A temporary workaround is to add a "sleep 1" in /etc/pccard_ether,
something I'd rather not commit. I haven't yet found a clean solution
for this.. any pointers welcome. :)

--=20
Bernhard
Comment 8 bschmidt 2010-08-05 21:08:38 UTC
On Thu, Aug 5, 2010 at 00:31, Edwin Groothuis <edwin@mavetju.org> wrote:
> [..]
> Nice! Is there a workaround or patch available for testing?

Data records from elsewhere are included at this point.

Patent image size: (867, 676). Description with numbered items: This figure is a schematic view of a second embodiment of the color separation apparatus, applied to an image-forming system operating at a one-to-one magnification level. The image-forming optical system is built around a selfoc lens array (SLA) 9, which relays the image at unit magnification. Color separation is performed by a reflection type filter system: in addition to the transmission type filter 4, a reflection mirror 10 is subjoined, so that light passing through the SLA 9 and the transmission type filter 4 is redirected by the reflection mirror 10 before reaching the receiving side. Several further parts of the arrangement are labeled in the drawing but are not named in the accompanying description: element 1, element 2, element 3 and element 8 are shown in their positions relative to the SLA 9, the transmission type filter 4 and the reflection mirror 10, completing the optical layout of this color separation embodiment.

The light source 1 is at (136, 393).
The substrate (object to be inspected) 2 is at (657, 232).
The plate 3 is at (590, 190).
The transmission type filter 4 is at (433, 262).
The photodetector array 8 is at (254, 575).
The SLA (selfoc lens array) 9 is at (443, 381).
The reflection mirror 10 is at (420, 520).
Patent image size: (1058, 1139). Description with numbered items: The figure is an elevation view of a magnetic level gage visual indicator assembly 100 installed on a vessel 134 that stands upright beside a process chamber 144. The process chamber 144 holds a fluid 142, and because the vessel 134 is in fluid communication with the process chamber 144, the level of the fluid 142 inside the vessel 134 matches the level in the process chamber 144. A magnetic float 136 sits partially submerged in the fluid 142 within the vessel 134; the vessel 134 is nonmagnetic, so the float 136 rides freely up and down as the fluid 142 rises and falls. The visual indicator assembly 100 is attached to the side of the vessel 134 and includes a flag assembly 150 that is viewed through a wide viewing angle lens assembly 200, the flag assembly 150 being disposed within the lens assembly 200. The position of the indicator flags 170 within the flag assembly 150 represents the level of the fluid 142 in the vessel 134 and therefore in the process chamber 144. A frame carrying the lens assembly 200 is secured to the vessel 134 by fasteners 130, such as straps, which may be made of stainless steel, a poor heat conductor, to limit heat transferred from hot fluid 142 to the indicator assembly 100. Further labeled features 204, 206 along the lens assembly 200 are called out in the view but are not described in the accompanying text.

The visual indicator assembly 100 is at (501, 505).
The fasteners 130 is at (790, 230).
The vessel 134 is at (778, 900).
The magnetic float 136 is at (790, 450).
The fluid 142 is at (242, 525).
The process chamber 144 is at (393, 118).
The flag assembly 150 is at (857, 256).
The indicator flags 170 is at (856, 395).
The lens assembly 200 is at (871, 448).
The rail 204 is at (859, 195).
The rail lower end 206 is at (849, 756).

Please give the attached patch a try. It does not prevent
wpa_supplicant from starting twice (for that you can define
ctrl_interface= in wpa_supplicant.conf), but should no longer panic.

Thanks.

-- 
Bernhard
Comment 9 Alex Kozlov 2010-08-05 21:55:43 UTC
On Thu, Aug 05, 2010 at 08:10:08PM +0000, Bernhard Schmidt wrote:
> The following reply was made to PR kern/144755; it has been noted by GNATS.
> 
> From: Bernhard Schmidt <bschmidt@techwires.net>
> To: Edwin Groothuis <edwin@mavetju.org>
> Cc: bug-followup@freebsd.org
> Subject: Re: kern/144755: [iwi] [panic] iwi panic when issuing /etc/rc.d/netif 
> 	restart on 8-STABLE r205159
> Date: Thu, 5 Aug 2010 22:08:38 +0200
> 
>  --0015175cda7eab5eec048d191d67
>  Content-Type: text/plain; charset=ISO-8859-1
>  
>  On Thu, Aug 5, 2010 at 00:31, Edwin Groothuis <edwin@mavetju.org> wrote:
>  > [..]
>  > Nice! Is there a workaround or patch available for testing?
>  
>  Please give the attached patch a try. It does not prevent
>  wpa_supplicant from starting twice (for that you can define
>  ctrl_interface= in wpa_supplicant.conf), but should no longer panic.
I can reproduce this panic for if_rum, similiar patch also helps.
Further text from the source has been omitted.